What is the main architecture of HDFS? 04/27 Update SLTechnology News&Howtos

What is the main architecture of HDFS?

2025-04-27 Update From: SLTechnology News&Howtos shulou NAV: SLTechnology News&Howtos > Servers >

Shulou(Shulou.com)06/01 Report--

This article mainly introduces "what is the main structure of HDFS". In daily operation, I believe that many people have doubts about the structure of HDFS. The editor consulted all kinds of materials and sorted out simple and easy-to-use methods of operation. I hope it will be helpful for you to answer the doubts about "what is the main structure of HDFS?" Next, please follow the editor to study!

Preface

HDFS distributed file system, namely Hadoop Distributed Filesystem, adopts master/slave architecture and has reliability, availability and expansibility, which are also the three key indicators of distributed system.

I. HDFS architecture

The architecture of HDFS is mainly introduced from five aspects: basic framework, read-write process, high availability and compression serialization. This article introduces: basic framework.

1. The basic framework of the following HDFS

1.1 NameNode

It is used to store the metadata of the file system (the metadata of the file / directory and the list of blocks corresponding to each file) and to accept RPC requests from the client. The file includes: fsimage, editlog, that is to say, the data in memory of NameNode consists of two parts: the increasing editlog of fsimage+.

Fsimage: is the metadata mirror file of the file system.

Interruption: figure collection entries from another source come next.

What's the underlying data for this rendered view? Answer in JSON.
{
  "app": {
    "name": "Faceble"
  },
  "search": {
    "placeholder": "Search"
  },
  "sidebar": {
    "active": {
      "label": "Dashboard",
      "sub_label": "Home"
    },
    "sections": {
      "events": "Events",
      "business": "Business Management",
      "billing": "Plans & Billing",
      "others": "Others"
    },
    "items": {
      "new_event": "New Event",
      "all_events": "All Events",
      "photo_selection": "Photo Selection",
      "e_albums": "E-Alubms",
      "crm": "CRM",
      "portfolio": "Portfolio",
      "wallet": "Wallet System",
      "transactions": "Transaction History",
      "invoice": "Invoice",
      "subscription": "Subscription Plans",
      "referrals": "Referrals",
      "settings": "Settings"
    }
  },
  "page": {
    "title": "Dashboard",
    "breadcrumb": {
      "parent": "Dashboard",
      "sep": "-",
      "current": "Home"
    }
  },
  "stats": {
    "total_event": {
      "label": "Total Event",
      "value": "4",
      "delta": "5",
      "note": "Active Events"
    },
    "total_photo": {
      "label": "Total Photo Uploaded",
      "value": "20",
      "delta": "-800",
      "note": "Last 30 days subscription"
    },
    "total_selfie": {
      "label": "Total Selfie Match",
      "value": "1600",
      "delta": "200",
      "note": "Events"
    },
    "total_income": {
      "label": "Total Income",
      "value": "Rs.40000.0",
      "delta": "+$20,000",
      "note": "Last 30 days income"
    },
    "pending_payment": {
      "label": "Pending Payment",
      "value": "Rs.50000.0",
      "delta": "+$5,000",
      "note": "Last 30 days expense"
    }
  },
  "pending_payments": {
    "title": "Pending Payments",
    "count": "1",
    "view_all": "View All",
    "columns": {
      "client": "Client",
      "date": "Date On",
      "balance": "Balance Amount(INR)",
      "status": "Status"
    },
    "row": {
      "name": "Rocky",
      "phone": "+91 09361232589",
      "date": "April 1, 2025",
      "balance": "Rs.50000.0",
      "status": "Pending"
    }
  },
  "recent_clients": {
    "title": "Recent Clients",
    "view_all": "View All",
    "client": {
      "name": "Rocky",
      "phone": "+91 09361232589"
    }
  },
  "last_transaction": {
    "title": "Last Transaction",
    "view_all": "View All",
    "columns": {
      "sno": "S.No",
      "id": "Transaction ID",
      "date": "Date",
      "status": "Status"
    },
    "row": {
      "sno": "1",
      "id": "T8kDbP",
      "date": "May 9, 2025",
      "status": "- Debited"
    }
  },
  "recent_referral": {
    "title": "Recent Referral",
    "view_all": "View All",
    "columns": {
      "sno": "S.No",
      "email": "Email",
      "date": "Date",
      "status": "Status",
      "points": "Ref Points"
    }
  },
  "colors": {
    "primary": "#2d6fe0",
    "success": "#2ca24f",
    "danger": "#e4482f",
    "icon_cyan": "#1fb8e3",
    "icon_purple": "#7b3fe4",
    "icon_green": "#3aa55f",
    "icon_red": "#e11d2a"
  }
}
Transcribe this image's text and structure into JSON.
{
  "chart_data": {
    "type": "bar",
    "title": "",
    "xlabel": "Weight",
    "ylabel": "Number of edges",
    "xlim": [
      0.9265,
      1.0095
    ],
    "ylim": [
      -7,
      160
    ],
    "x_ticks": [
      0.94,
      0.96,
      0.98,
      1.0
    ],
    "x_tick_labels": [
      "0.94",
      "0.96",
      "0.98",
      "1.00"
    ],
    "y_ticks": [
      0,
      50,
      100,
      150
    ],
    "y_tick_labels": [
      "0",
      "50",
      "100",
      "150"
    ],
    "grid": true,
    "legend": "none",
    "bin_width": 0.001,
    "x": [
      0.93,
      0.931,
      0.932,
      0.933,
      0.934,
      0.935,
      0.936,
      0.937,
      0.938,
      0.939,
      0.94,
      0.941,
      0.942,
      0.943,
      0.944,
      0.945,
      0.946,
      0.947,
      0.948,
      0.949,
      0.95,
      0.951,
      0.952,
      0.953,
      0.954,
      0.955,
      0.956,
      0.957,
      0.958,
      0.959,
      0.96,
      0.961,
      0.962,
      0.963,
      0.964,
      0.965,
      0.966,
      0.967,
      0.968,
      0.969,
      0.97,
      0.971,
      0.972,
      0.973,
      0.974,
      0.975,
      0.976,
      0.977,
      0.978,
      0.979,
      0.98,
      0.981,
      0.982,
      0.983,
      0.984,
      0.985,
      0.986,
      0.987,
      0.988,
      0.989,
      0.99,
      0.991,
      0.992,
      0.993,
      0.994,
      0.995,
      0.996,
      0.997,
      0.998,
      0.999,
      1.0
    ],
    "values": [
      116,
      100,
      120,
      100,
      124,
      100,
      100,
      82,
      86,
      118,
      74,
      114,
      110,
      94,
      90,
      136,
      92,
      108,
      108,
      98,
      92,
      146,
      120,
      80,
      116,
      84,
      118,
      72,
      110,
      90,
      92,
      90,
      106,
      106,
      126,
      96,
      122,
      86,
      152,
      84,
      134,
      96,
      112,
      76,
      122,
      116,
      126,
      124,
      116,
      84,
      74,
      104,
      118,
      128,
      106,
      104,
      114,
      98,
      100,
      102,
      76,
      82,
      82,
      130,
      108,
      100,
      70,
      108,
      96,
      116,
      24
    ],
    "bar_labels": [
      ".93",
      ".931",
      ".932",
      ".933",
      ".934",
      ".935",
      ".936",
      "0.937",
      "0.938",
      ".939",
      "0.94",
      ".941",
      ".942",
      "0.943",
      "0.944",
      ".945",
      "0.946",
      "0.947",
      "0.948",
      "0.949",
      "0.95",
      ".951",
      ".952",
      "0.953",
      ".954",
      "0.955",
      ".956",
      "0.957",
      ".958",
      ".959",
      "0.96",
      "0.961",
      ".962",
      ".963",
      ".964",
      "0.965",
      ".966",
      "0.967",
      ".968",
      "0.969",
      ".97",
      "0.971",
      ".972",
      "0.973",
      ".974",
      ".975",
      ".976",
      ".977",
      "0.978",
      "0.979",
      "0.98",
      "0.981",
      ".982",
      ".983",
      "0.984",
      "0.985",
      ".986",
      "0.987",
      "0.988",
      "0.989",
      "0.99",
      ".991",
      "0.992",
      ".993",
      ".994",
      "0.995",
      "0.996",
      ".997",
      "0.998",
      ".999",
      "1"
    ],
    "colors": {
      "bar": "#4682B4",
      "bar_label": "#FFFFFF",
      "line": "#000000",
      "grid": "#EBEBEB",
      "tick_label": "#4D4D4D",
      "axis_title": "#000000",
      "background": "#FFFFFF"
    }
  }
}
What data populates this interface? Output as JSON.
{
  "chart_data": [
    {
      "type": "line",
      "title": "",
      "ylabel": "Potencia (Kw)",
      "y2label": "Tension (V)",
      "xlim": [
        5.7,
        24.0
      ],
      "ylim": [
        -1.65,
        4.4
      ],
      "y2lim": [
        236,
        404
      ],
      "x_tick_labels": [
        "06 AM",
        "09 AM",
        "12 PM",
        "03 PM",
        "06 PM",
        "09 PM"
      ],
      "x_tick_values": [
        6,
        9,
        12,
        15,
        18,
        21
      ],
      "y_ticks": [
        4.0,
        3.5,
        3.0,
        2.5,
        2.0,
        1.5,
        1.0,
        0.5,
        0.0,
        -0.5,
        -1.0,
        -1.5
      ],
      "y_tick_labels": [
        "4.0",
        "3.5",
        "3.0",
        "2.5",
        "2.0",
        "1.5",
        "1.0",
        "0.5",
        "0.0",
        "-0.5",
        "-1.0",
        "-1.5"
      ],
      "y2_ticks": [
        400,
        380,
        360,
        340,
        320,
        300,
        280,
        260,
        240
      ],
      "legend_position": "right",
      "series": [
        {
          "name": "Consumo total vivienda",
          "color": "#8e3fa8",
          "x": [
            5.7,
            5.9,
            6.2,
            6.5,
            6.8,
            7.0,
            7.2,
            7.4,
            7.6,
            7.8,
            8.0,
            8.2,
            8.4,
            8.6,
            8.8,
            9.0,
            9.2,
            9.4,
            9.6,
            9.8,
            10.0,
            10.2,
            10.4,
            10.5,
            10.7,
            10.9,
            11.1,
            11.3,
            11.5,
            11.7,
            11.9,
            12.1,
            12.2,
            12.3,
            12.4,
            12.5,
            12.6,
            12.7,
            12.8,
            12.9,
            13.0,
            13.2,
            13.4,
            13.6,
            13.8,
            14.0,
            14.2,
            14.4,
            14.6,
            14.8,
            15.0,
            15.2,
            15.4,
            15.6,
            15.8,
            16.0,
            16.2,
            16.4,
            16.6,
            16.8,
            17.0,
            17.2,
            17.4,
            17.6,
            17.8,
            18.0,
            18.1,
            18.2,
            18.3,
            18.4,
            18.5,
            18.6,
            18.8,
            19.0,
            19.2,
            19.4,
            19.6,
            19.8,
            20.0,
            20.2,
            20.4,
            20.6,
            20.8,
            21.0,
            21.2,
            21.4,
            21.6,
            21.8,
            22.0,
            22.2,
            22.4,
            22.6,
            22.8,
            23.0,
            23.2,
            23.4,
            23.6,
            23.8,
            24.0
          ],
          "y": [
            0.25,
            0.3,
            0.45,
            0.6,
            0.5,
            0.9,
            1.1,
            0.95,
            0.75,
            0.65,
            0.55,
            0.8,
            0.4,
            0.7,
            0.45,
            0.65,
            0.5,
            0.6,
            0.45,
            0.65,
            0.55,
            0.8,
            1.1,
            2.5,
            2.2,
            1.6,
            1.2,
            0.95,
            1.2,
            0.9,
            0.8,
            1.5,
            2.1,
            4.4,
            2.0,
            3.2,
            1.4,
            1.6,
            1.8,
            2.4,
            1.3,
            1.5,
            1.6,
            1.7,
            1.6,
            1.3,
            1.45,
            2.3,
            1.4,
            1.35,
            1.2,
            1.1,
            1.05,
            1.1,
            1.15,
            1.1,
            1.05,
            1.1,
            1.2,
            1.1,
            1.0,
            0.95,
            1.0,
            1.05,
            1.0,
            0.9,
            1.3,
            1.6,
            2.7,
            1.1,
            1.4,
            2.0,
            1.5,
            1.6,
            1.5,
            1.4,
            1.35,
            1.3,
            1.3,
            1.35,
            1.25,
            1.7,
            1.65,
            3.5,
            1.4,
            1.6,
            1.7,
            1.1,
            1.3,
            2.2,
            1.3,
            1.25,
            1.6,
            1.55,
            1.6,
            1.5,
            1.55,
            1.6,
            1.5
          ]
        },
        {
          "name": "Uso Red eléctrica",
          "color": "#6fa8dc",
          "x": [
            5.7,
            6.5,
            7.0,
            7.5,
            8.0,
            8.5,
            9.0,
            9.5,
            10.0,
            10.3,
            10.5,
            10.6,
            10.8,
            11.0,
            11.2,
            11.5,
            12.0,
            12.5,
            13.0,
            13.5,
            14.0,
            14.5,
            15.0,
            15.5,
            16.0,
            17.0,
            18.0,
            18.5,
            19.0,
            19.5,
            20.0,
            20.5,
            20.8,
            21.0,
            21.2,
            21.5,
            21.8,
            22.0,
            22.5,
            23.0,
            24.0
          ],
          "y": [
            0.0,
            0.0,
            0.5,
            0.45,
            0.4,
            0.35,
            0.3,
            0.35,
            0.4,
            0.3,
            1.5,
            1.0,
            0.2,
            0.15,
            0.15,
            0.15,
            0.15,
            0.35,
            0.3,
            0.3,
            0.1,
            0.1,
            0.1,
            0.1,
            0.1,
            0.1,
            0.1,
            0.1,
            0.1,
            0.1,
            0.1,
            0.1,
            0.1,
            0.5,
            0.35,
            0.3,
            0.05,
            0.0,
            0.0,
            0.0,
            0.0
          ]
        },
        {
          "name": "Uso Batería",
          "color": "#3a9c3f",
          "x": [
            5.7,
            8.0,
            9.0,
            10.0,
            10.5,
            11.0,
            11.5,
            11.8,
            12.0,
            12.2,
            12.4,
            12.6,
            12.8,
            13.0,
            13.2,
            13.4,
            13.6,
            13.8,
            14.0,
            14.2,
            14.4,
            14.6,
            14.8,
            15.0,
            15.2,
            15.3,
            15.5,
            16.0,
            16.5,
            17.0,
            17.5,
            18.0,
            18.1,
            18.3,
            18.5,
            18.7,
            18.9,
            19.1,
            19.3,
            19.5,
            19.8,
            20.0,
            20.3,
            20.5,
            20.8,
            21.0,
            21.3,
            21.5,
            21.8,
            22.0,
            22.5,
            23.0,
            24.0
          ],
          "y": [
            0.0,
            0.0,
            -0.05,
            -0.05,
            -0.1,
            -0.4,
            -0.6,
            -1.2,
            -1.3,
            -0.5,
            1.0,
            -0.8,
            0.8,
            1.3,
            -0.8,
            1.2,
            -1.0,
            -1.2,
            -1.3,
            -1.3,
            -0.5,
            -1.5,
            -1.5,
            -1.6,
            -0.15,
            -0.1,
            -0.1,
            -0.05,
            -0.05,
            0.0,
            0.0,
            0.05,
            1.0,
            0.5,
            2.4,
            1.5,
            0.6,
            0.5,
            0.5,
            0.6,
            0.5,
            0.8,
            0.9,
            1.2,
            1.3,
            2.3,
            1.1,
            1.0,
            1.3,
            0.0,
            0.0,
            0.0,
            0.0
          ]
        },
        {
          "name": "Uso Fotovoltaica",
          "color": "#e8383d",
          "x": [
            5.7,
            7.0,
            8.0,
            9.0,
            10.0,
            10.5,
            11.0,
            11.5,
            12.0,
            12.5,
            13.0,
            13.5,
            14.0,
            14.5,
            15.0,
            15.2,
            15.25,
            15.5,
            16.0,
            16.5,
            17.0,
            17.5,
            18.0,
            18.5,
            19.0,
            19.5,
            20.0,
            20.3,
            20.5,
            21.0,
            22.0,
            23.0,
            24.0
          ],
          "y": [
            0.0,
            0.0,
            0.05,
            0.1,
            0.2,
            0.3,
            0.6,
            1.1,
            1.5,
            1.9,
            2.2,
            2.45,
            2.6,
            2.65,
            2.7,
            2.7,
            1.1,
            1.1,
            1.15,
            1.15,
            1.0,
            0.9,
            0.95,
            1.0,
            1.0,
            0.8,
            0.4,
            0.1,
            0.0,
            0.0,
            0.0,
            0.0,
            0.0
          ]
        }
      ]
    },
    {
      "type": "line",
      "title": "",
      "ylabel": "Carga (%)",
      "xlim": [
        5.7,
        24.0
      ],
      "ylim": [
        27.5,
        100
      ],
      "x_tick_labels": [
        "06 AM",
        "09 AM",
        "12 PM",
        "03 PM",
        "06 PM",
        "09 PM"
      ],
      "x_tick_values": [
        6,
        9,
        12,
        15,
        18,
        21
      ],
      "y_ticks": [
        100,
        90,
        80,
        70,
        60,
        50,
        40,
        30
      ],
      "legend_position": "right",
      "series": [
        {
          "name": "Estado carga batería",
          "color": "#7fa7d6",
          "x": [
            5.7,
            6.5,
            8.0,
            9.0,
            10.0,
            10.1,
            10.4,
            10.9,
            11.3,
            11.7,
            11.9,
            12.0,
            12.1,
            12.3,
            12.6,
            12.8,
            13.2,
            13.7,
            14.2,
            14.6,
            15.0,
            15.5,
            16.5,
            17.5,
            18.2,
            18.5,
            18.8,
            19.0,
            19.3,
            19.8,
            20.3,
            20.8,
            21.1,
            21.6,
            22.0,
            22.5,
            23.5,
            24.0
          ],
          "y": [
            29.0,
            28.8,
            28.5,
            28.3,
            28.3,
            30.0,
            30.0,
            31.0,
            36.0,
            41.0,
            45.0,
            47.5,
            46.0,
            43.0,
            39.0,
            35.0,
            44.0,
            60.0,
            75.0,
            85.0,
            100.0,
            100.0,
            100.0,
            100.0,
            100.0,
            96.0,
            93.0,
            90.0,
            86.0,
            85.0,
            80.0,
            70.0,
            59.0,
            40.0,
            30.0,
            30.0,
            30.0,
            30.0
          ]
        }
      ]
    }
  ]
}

Editlog: operation log files of the file system (add or delete file records)

1.2 DataNode

The place where the data is actually stored is the working node of the file system (scheduled by the client or namenode) and periodically sends a list of blocks to namenode. File block block (logical concept, easy to find and store quickly, Replication is the storage instance of block, Replication is multiple copies. The default is three. ) is the basic unit of storage. The default Block size of HDFS is 128MB. If a file size is 1G, then there are 8 block (1024 block 128x8), and each bock has multiple replicas distributed on different nodes. DataNode will always keep the number of copies, and if one copy is damaged, the system will read a copy from other nodes and copy it to a functioning machine to ensure that the number of copies returns to the normal value. Keep in touch with NameNode by sending a heartbeat (once every 3 seconds). If the NameNode10 does not receive a heartbeat from DataNode in a minute, it is considered to have lost and copy the block on it to other DataNode.

two。 The relationship between NameNode and SecondaryNameNode is described below.

2.1SecondaryNameNode

SecondaryNameNode is not a backup of NameNode, but a secondary NameNode, which plays an important role in editing logs and spatial mirrors on a regular basis (by default, one hour) to prevent editing logs from getting too large. This secondary NameNode typically runs on a separate physical computer because it takes up the same amount of CPU time and memory as NameNode to perform the merge operation.

2.2CheckPoint Node

It may be because Secondary NameNode is easy to mislead people, so after Hadoop 1.0.4, it is recommended not to use Secondary NameNode, but to use CheckPoint Node. The role and configuration of Checkpoint Node and Secondary NameNode are exactly the same, except that the startup command is different bin/hdfs namenode-checkpoint.

2.3 Federal HDFS

NameNode keeps the reference relationship between each file and each data block in the file system in memory, which means that in a cluster with a large number of files, memory will become a bottleneck limiting the scale-out of the system. Federated HDFS was introduced in version 2.x, allowing extensions to be implemented by adding NameNode, where each NameNode manages a portion of the file system. For example, one NameNode manages all the files in the / user directory, and another NameNod may manage all the files in the / share directory.

At this point, the study on "what is the main structure of HDFS" is over. I hope to be able to solve your doubts. The collocation of theory and practice can better help you learn, go and try it! If you want to continue to learn more related knowledge, please continue to follow the website, the editor will continue to work hard to bring you more practical articles!

Welcome to subscribe "Shulou Technology Information " to get latest news, interesting things and hot topics in the IT industry, and controls the hottest and latest Internet news, technology news and IT industry trends.

*The comments in the above article only represent the author's personal views and do not represent the views and positions of this website. If you have more insights, please feel free to contribute and share.